I think Simons point was about updating several fields in one operation.

In C, I could express the problem this way:

struct CSR {
func: 11;
mod: 4;
go: 1;
};

volatile struct CSR foo;

.
.

foo.func = 1;
foo.go = 1;



Now, when you modify func, the CSR will be updated immediately with that
value, leaving all other bits alone. However, the actual access will be
to the full 16 bit always, because of how the hardware works.
The writing of a 1 into the go bit, will the cause another read and
write of the CSR, to just modify that one bit.
What you might want is some way to say that you want both these
modifications of the CSR register to happen simultaneously. You want to
write a 1 into the func bits, and set the go bit.

In assembler, you'd do something like:

MOV #<1*FUNCSHIFT>!GOBIT,@#CSR

or possibly:

BIS #<1*FUNCSHIFT>!GOBIT,@#CSR


bit, if you have bitfields in your high level language, you obvioysly
want to use that instead of playing with this computational stuff to
work out what the value to write to the CSR register. And then you get
into these separate statement issues for changing the different
bitfields. And then you also get into the problems with how/when to
read/write the CSR register as well. In C you have the volatile keyword,
you you pretty much do need to use for anything connected to hardware,
but that also means the compiler are not allowed to optimize any
accesses and references to the memory. So it becomes a mess.

Johnny

i.[2:1]:=1;
Where [B:L] represents B the starting bit (in the range 0 .. 47 for Burroughs) and L the number of bits involved, where B is the most significant bit in the series.
The code snippet leaves 4 in i.

The equivalent BLISS is

LOCAL I : INITIAL (0);
I<2,1> = 1;

Bliss also has a solution, which allows the user to specify the start
bit, the size, and the extension bit. But I prefer to layout bit
fields as in C, listing the fields in a struct.

Hmmm. I have always had ret at the end of a Macro-32 main. So I am
not surprised that the compiler generate it. If it was not there
then how should the execution stop?

Arne

I know. But my point is that this is an implementation detail of the
specific compiler that you are using. You cannot see that it is a
library routine that is called from your code, you do not in any way
control what library routine to call, and this could all change without
your code being aware of any of it.

This is because you are actually invoking standard language features in
your source code. Exactly how those are implemented is not the same
thing as some reference to some external library explicit in the code.
I cannot fully explain how the compiler looks at all of this, but it
looks like it certainly sets up R0 with an success exit status code
before the RET.
Also, Z2$MAIN starts with an entry mask, which makes me suspect that
there is a generic start code in the BASIC RTS, which then calls your
program through a generic call, and at the end you normally returns to
the RTS code for cleanup before actual program exit.
There are way more differences between them...
In BASIC, you can return a string from a function. It is a type. In C
you cannot, as that would require that you could return an array of
unknown size. What you can return in C is a pointer, which can be
pointing to an array. But that is then an object that you might end of
with many references to, and whose scope you need to be careful about,
and you might need to keep track of ownership and eventual memory freeing.

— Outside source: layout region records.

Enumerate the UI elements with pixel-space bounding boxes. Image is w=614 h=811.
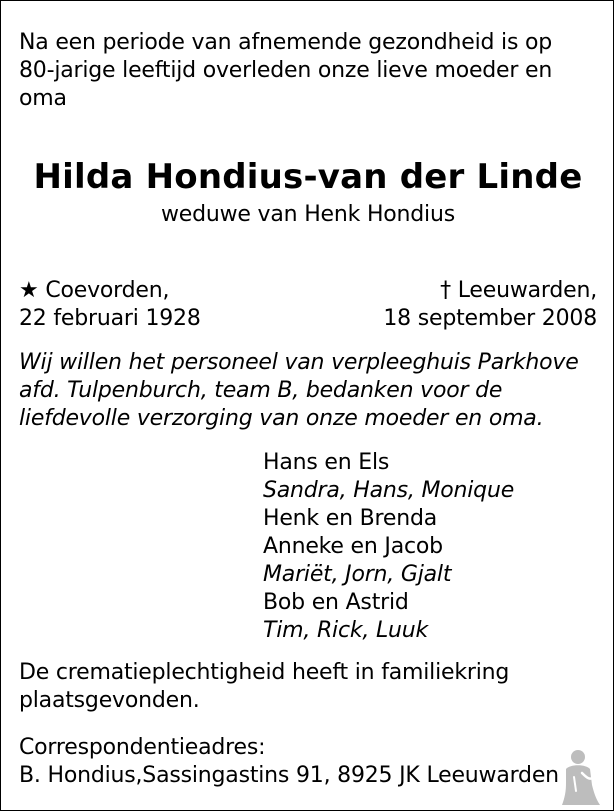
intro-line-1: Na een periode van afnemende gezondheid is op — [19, 30, 553, 55]
birth-place: ★ Coevorden, — [19, 278, 170, 303]
thanks-line-2: afd. Tulpenburch, team B, bedanken voor de — [19, 378, 503, 403]
cremation-line-2: plaatsgevonden. — [19, 688, 200, 713]
thanks-text — [19, 349, 579, 433]
deceased-subtitle: weduwe van Henk Hondius — [161, 202, 455, 227]
family-member-line: Bob en Astrid — [263, 590, 409, 615]
thanks-line-1: Wij willen het personeel van verpleeghuis Parkhove — [19, 350, 579, 375]
thanks-line-3: liefdevolle verzorging van onze moeder en oma. — [19, 406, 544, 431]
family-member-line: Sandra, Hans, Monique — [263, 478, 515, 503]
family-list — [263, 449, 514, 645]
correspondence-address — [19, 734, 559, 790]
family-member-line: Henk en Brenda — [263, 506, 438, 531]
intro-line-3: oma — [19, 86, 67, 111]
death-info — [383, 277, 597, 333]
intro-line-2: 80-jarige leeftijd overleden onze lieve moeder en — [19, 58, 553, 83]
praying-figure-watermark-icon — [556, 747, 604, 807]
correspondence-address-line: B. Hondius,Sassingastins 91, 8925 JK Leeuwarden — [19, 763, 559, 788]
family-member-line: Tim, Rick, Luuk — [263, 618, 429, 643]
death-date: 18 september 2008 — [383, 306, 597, 331]
family-member-line: Anneke en Jacob — [263, 534, 443, 559]
family-member-line: Hans en Els — [263, 450, 390, 475]
death-place: † Leeuwarden, — [440, 278, 597, 303]
family-member-line: Mariët, Jorn, Gjalt — [263, 562, 452, 587]
cremation-text — [19, 659, 509, 715]
birth-info — [19, 277, 201, 333]
intro-text — [19, 29, 599, 113]
cremation-line-1: De crematieplechtigheid heeft in familiekring — [19, 660, 510, 685]
birth-date: 22 februari 1928 — [19, 306, 201, 331]
deceased-name: Hilda Hondius-van der Linde — [33, 157, 583, 197]
correspondence-label: Correspondentieadres: — [19, 735, 266, 760]
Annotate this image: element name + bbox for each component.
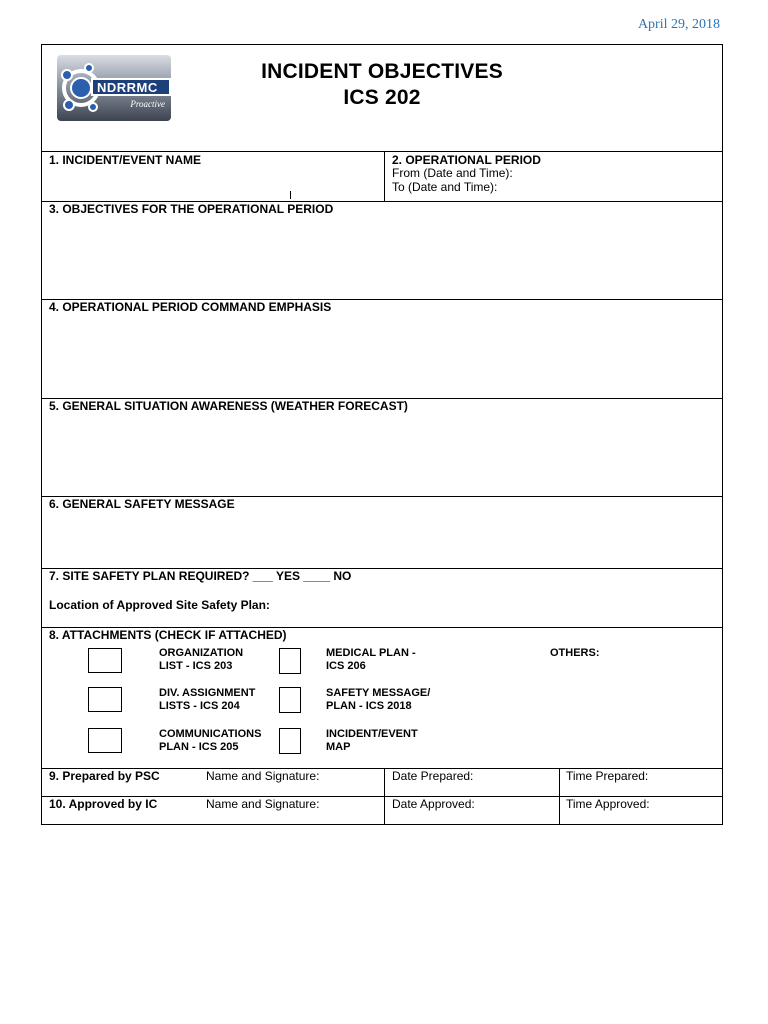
objectives-label: 3. OBJECTIVES FOR THE OPERATIONAL PERIOD [49,202,334,216]
column-divider [384,769,385,796]
column-divider [384,797,385,825]
from-date-label: From (Date and Time): [392,166,513,180]
approved-name-signature-label: Name and Signature: [206,797,320,811]
approved-by-label: 10. Approved by IC [49,797,158,811]
attachments-label: 8. ATTACHMENTS (CHECK IF ATTACHED) [49,628,287,642]
site-safety-location-label: Location of Approved Site Safety Plan: [49,598,270,612]
situation-awareness-row [42,398,722,496]
communications-plan-label [159,728,261,754]
operational-period-label: 2. OPERATIONAL PERIOD [392,153,541,167]
medical-plan-label-line1: MEDICAL PLAN - [326,647,416,659]
safety-message-plan-checkbox[interactable] [279,687,301,713]
to-date-label: To (Date and Time): [392,180,498,194]
form-title [42,59,722,111]
date-prepared-label: Date Prepared: [392,769,474,783]
incident-name-label: 1. INCIDENT/EVENT NAME [49,153,202,167]
date-approved-label: Date Approved: [392,797,475,811]
approved-by-row [42,796,722,825]
ics-202-form [41,44,723,825]
div-assignment-label-line2: LISTS - ICS 204 [159,700,240,712]
others-label: OTHERS: [550,647,600,659]
medical-plan-checkbox[interactable] [279,648,301,674]
command-emphasis-row [42,299,722,398]
org-list-checkbox[interactable] [88,648,122,673]
form-title-line2: ICS 202 [343,86,421,109]
incident-map-checkbox[interactable] [279,728,301,754]
logo-acronym: NDRRMC [97,80,158,95]
prepared-by-label: 9. Prepared by PSC [49,769,160,783]
column-divider [384,152,385,201]
column-divider [559,769,560,796]
attachments-row [42,627,722,768]
org-list-label-line2: LIST - ICS 203 [159,660,233,672]
org-list-label [159,647,243,673]
safety-message-plan-label-line2: PLAN - ICS 2018 [326,700,412,712]
column-divider [559,797,560,825]
communications-plan-checkbox[interactable] [88,728,122,753]
medical-plan-label [326,647,416,673]
div-assignment-label [159,687,255,713]
incident-map-label [326,728,418,754]
title-row [42,45,722,151]
objectives-row [42,201,722,299]
logo-tagline: Proactive [130,99,165,109]
safety-message-plan-label-line1: SAFETY MESSAGE/ [326,687,431,699]
medical-plan-label-line2: ICS 206 [326,660,366,672]
site-safety-plan-row [42,568,722,627]
communications-plan-label-line2: PLAN - ICS 205 [159,741,239,753]
header-date: April 29, 2018 [637,17,720,32]
incident-period-row [42,151,722,201]
incident-map-label-line1: INCIDENT/EVENT [326,728,418,740]
org-list-label-line1: ORGANIZATION [159,647,244,659]
prepared-name-signature-label: Name and Signature: [206,769,320,783]
div-assignment-label-line1: DIV. ASSIGNMENT [159,687,256,699]
safety-message-label: 6. GENERAL SAFETY MESSAGE [49,497,235,511]
communications-plan-label-line1: COMMUNICATIONS [159,728,262,740]
command-emphasis-label: 4. OPERATIONAL PERIOD COMMAND EMPHASIS [49,300,332,314]
div-assignment-checkbox[interactable] [88,687,122,712]
field-marker [290,191,292,199]
safety-message-row [42,496,722,568]
situation-awareness-label: 5. GENERAL SITUATION AWARENESS (WEATHER FORECAST) [49,399,408,413]
site-safety-plan-label: 7. SITE SAFETY PLAN REQUIRED? ___ YES ____ NO [49,569,352,583]
time-approved-label: Time Approved: [566,797,650,811]
safety-message-plan-label [326,687,430,713]
time-prepared-label: Time Prepared: [566,769,649,783]
form-title-line1: INCIDENT OBJECTIVES [261,60,503,83]
prepared-by-row [42,768,722,796]
incident-map-label-line2: MAP [326,741,351,753]
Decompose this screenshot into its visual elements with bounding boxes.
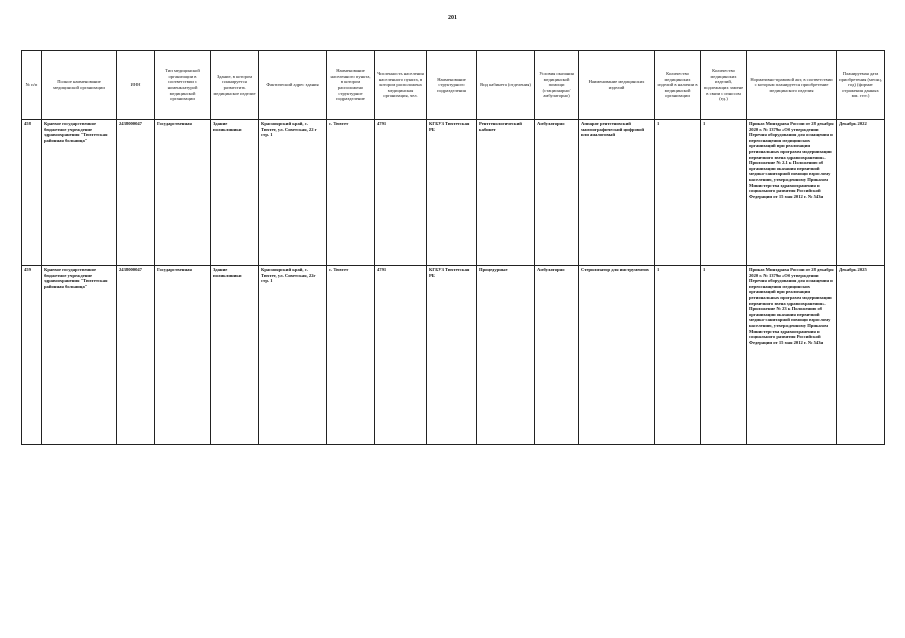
cell-legal-act: Приказ Минздрава России от 28 декабря 2020 г. № 1379н «Об утверждении Перечня оборудования для оснащения и переоснащения медицинских организаций при реализации региональных программ модернизации первичного звена здравоохранения». Приложение № 23 к Положению об организации оказания первичной медико-санитарной помощи взрослому населению, утвержденному Приказом Министерства здравоохранения и социального развития Российской Федерации от 15 мая 2012 г. № 543н	[747, 266, 837, 445]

Also, since strings are an actual type in BASIC, you can copy between
then, modify them, and so on, without worrying about unintentional side
effects. In C, as strings don't really exist, and you actually just have
pointers, you need to pay much more attention to what you are doing. If
you want to modify a string, you need to make a copy of it, and then
modify that one. You can also not easily take substrings from a string,
without risk of corrupting the original string.
Finally, since STRINGs in BASIC have size information, you cannot go
outside and unintentionally clobber random memory. As strings are just
array pointers in C, and pointer arithmetic can lead you anywhere, you
can address all memory when you think you are playing with your string.

Something like:

x = "abc"[7];

in C is a nice illustration of the "problem". If you could even express
this in BASIC that way, it would be an error because of being out of
range. In C, that is perfectly legal, and will give you something. Who
knows what.

All of this then are sources of potential bugs in C code that people
lament so often. :-)
Thanks.
I'd like to add that while having languages that helps getting rid of
some problems is useful, the fact is that no language or compiler can
figure out when a programmer writes semantic bugs. All they can catch is
syntactic bugs. So no tool in the world is ever going to be able to
catch the more serious and nefarious bugs. Bad programmers will continue
to be a headache, but academia and industry are now doing themselves a
disservice by making other people believe that there is a solution to
the problem of buggy programs, and they do not have to try and hire that
clever person who actually knows how to write code, but costs so much
money...

Oh well. Some companies do understand, which is enough for me...

Johnny

It isn't a "main" routine. If you want that to be the entry point, you have to put the name in the ".end" directive

.end z2$main

And even main routines return. How do you think the final status from your program gets into the $STATUS DCL symbol?